Wyeth Pharmaceuticals, a division of Wyeth, has received approval from the European Medicines Agency (EMEA) for new enhancements for BeneFIX nonacog alfa (Recombinant Coagulation Factor IX). These enhancements are designed to offer patients a simpler and more convenient preparation process compared with the original BeneFIX preparation process.

The convenience enhancements for BeneFIX include: A 2000 IU dosage strength vial. This is now the largest unit dosage vial offered for haemophilia B treatment. As a result, many patients will be able to use fewer vials of BeneFIX to achieve their desired dosage; A prefilled diluent syringe. This feature allows for fewer components and faster preparation compared to the original BeneFIX preparation process; A 5 ml diluent volume for all dosage strengths, which may decrease the overall volume of product required for infusion; A needleless reconstitution device, which eliminates the risk of needlesticks during reconstitution.

"Each of these new features was designed to enable BeneFIX patients to spend less time preparing their factor product, to prepare it more safely and to have additional time for themselves," says Gary L. Stiles, M.D., executive vice president and chief medical officer, Wyeth Pharmaceuticals.

Recently, Wyeth announced that it has assumed all marketing and distribution rights to BeneFIX in Europe following the planned June 30, 2007, conclusion of a 10-year distribution rights agreement between Baxter Healthcare Corporation and Genetics Institute. Genetics Institute was acquired by Wyeth in 1996. Wyeth manufactures and markets recombinant products for both haemophilia A and B patients.

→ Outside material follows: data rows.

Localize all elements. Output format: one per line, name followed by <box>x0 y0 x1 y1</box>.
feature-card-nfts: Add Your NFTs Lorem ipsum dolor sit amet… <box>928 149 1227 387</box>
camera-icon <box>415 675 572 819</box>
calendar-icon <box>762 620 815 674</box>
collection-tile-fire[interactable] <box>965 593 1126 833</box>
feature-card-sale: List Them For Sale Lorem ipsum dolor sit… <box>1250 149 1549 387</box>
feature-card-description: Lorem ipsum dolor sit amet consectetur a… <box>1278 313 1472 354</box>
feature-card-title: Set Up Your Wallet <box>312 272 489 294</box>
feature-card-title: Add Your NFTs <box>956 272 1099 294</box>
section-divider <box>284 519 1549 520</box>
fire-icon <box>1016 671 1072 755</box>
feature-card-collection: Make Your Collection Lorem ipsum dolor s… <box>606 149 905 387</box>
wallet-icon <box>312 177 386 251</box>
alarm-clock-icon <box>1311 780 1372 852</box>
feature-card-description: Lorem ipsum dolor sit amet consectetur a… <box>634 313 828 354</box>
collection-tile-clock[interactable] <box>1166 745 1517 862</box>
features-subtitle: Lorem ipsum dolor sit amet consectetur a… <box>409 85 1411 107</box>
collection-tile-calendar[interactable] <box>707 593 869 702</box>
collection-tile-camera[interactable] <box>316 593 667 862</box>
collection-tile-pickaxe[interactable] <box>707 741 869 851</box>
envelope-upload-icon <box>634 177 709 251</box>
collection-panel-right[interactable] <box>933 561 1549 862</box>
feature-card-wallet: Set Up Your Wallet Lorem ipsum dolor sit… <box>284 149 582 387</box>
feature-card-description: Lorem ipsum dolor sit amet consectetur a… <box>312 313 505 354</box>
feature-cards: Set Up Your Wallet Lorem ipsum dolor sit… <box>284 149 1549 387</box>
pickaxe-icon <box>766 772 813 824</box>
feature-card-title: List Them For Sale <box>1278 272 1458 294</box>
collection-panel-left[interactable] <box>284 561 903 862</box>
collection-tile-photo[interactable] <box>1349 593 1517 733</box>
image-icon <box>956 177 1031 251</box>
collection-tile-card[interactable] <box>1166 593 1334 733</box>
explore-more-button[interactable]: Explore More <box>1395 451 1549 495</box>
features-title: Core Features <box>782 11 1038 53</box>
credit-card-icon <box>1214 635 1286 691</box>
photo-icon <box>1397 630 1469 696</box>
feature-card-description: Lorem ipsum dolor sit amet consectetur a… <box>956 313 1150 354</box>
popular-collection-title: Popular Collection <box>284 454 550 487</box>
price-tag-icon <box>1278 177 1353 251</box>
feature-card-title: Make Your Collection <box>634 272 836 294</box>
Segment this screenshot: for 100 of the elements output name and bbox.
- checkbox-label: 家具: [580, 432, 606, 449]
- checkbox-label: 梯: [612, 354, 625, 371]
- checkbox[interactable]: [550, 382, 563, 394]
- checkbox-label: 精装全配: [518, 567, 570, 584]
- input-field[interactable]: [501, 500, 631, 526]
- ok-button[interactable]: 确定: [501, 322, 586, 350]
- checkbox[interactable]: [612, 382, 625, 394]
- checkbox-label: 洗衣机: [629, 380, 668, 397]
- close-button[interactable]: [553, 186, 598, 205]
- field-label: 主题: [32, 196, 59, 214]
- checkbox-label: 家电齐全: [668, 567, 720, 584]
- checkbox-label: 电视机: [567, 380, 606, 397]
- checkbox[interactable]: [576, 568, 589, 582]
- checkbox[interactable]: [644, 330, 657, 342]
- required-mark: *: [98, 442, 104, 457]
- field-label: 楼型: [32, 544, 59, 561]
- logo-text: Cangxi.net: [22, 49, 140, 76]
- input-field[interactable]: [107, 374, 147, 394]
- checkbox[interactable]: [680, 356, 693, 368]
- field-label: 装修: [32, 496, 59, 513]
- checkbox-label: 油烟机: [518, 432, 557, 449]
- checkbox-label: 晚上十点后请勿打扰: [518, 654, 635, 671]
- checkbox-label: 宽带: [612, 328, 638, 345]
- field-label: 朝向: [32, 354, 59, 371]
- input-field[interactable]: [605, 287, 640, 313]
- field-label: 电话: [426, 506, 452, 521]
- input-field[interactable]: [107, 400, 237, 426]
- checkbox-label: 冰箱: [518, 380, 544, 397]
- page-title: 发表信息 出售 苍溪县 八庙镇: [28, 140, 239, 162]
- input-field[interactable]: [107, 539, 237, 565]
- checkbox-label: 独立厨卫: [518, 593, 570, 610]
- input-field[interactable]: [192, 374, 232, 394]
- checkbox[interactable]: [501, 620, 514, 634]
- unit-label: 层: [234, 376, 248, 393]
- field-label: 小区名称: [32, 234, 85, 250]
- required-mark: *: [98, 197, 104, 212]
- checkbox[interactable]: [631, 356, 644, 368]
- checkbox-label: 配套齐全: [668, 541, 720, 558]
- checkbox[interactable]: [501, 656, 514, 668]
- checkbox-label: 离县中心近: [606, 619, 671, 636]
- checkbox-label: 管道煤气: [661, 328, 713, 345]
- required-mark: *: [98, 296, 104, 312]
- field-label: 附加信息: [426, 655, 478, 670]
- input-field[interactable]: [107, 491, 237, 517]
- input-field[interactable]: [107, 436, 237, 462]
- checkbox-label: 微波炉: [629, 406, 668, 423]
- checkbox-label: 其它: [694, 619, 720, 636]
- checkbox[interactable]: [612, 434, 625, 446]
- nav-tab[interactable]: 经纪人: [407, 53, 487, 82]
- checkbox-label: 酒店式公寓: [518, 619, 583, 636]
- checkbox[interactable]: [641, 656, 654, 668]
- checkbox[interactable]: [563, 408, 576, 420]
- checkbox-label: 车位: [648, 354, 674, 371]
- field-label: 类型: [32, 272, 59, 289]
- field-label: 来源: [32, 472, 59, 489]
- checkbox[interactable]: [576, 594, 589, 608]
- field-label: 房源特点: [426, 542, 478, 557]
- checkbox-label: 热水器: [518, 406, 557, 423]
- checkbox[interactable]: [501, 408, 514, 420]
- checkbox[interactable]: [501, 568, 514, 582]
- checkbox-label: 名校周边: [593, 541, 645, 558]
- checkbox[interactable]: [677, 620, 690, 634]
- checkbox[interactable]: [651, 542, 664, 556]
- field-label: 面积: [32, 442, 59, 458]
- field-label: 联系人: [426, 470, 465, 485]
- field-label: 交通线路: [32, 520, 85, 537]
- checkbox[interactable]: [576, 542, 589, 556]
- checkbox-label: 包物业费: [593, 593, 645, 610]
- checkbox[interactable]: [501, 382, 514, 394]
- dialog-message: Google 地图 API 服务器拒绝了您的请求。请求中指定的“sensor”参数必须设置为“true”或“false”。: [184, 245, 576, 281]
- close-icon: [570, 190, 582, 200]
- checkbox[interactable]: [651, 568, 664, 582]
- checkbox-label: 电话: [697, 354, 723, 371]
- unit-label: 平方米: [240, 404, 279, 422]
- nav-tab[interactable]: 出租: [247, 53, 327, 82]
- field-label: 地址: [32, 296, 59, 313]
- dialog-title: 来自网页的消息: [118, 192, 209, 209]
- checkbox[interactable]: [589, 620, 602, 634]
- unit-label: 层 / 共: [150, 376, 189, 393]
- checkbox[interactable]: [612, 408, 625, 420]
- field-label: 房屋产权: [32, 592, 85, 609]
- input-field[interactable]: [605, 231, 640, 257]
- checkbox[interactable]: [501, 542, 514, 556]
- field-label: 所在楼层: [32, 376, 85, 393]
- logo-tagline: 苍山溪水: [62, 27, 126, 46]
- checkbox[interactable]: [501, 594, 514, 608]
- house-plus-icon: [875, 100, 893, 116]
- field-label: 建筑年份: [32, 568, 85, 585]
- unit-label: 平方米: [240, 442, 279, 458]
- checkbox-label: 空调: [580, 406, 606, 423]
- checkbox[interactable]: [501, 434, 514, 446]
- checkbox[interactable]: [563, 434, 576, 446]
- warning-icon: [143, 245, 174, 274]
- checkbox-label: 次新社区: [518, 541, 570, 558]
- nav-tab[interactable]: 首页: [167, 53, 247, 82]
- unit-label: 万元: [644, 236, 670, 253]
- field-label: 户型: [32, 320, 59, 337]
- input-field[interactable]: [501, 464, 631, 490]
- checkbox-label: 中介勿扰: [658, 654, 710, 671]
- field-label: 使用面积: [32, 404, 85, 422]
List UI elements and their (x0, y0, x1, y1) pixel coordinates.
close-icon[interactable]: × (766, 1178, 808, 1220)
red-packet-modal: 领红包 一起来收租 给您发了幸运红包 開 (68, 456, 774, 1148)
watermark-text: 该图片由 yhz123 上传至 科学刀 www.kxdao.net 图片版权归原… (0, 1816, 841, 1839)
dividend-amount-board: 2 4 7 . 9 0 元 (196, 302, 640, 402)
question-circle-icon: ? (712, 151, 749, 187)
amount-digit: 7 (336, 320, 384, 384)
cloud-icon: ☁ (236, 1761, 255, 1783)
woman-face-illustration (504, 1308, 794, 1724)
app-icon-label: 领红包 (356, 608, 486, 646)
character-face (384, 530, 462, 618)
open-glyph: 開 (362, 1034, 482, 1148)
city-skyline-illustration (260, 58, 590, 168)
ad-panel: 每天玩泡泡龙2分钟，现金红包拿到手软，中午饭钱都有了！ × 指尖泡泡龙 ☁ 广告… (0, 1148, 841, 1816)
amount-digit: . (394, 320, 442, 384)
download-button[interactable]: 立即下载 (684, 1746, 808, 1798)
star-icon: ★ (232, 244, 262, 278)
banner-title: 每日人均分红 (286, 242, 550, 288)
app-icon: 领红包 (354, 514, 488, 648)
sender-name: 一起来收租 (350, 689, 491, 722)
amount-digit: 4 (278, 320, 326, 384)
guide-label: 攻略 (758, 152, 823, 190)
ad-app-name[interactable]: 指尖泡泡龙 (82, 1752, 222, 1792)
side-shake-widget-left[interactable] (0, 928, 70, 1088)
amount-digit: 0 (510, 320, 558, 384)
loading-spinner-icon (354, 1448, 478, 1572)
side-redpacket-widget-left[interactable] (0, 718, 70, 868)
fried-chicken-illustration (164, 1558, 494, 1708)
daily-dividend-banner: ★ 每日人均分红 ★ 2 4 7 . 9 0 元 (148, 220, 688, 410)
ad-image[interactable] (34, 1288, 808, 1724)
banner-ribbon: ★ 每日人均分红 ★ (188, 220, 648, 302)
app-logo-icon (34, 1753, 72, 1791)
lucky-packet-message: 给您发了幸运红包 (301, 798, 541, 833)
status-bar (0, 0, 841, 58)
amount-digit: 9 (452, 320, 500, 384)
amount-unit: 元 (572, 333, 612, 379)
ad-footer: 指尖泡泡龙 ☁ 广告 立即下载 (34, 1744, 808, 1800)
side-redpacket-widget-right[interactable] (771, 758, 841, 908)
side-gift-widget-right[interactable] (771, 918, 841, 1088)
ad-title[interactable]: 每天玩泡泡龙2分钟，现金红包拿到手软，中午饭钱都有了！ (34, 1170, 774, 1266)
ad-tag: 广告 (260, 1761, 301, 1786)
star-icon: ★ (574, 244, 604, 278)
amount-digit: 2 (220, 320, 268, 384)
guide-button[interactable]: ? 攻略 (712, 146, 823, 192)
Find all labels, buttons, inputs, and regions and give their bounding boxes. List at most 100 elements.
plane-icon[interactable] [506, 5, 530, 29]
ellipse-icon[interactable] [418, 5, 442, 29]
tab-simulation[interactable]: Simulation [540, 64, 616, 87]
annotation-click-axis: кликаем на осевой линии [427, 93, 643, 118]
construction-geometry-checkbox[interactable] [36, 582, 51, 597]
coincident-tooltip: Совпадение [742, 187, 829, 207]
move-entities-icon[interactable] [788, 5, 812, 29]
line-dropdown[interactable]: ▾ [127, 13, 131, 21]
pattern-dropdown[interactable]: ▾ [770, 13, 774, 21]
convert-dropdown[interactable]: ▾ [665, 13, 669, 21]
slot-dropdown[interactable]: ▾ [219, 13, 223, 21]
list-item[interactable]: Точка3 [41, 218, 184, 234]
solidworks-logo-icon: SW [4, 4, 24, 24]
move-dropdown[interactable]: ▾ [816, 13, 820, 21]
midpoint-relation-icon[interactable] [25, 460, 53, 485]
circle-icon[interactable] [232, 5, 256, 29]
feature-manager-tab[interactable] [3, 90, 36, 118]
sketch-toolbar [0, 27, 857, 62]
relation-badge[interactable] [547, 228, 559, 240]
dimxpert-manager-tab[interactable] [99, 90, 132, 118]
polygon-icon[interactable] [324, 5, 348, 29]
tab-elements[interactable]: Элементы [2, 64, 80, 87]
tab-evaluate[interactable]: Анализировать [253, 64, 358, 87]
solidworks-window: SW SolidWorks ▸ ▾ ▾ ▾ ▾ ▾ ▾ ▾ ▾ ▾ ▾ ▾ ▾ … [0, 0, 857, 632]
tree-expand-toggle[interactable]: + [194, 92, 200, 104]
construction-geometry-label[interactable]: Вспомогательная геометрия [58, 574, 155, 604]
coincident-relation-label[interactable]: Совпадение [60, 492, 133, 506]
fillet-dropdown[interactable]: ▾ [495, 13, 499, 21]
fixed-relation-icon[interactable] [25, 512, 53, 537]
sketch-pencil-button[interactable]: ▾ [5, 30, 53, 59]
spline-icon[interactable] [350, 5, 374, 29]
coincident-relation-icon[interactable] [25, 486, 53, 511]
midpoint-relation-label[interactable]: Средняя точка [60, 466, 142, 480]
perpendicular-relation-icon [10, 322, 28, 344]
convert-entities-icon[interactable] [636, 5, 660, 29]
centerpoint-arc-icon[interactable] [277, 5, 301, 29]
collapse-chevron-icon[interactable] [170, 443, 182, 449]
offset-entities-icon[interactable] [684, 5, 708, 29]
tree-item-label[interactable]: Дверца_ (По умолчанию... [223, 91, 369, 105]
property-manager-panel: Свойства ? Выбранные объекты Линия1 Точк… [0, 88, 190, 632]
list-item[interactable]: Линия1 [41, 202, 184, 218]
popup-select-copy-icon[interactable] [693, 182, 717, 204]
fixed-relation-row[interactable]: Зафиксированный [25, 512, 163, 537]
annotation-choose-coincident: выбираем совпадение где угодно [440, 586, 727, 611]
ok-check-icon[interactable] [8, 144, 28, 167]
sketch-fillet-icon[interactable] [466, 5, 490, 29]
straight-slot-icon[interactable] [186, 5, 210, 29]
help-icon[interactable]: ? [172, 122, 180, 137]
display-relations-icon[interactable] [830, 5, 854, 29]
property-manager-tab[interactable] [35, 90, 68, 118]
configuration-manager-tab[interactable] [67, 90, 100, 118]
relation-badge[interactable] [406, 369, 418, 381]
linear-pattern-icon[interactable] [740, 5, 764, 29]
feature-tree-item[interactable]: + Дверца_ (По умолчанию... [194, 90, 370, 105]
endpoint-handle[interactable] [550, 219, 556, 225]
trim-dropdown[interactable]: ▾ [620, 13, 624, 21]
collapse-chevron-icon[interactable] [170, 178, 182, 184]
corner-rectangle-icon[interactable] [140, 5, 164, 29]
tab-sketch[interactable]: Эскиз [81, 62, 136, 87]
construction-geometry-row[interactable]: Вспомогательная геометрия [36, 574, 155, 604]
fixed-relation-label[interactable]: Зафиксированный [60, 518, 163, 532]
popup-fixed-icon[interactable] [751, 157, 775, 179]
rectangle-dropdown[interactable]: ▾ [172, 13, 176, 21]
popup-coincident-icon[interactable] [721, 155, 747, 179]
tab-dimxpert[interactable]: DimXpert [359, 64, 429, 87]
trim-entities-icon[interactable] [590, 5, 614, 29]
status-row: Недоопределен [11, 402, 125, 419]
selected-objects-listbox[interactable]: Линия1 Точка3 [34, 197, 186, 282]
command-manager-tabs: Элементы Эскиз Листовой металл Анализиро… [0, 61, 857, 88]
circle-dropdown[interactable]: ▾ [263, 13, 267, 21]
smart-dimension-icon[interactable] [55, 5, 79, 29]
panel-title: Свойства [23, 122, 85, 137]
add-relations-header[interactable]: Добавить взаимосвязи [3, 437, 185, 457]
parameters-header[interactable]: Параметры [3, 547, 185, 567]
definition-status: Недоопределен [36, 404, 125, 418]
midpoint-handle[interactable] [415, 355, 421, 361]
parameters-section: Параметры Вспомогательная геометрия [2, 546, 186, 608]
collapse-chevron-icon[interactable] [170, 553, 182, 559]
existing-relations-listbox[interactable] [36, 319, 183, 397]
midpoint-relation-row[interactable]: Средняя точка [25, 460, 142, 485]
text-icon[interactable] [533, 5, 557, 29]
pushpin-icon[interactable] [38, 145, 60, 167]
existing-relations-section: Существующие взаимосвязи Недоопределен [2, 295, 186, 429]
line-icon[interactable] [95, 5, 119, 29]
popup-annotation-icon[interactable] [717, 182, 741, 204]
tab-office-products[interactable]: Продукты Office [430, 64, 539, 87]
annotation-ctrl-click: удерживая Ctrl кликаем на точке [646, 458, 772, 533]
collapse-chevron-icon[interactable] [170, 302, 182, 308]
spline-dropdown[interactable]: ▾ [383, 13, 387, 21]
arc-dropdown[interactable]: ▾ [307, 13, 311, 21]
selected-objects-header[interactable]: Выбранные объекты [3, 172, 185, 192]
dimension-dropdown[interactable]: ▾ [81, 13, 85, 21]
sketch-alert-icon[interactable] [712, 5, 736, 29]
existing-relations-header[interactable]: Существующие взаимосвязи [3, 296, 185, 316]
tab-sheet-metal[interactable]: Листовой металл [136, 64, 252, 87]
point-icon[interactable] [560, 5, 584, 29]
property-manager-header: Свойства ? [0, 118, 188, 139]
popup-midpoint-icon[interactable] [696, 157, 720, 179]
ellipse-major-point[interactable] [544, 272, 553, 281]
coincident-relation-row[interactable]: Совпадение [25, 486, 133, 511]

BeneFIX is a coagulation factor that uses a recombinant DNA technology to produce clotting factor IX, which stops or prevents bleeding in people with haemophilia B who do not have enough factor IX of their own. BeneFIX is a recombinant product and it is inherently free from the risk of transmission of human blood-borne pathogens, such as HIV, hepatitis viruses and parvovirus.

Haemophilia B is a rare, inherited blood-clotting disorder. People with haemophilia B are deficient in a key protein - factor IX - which is vital in the clotting mechanism to prevent bleeding. Haemophilia B is characterized by spontaneous haemorrhages or prolonged bleeding, typically into joints and soft tissue. Most patients with haemophilia B are dependent on replacement therapy with factor IX.

BeneFIX is indicated for the treatment and prophylaxis of bleeding in patients with haemophilia B (congenital factor IX deficiency).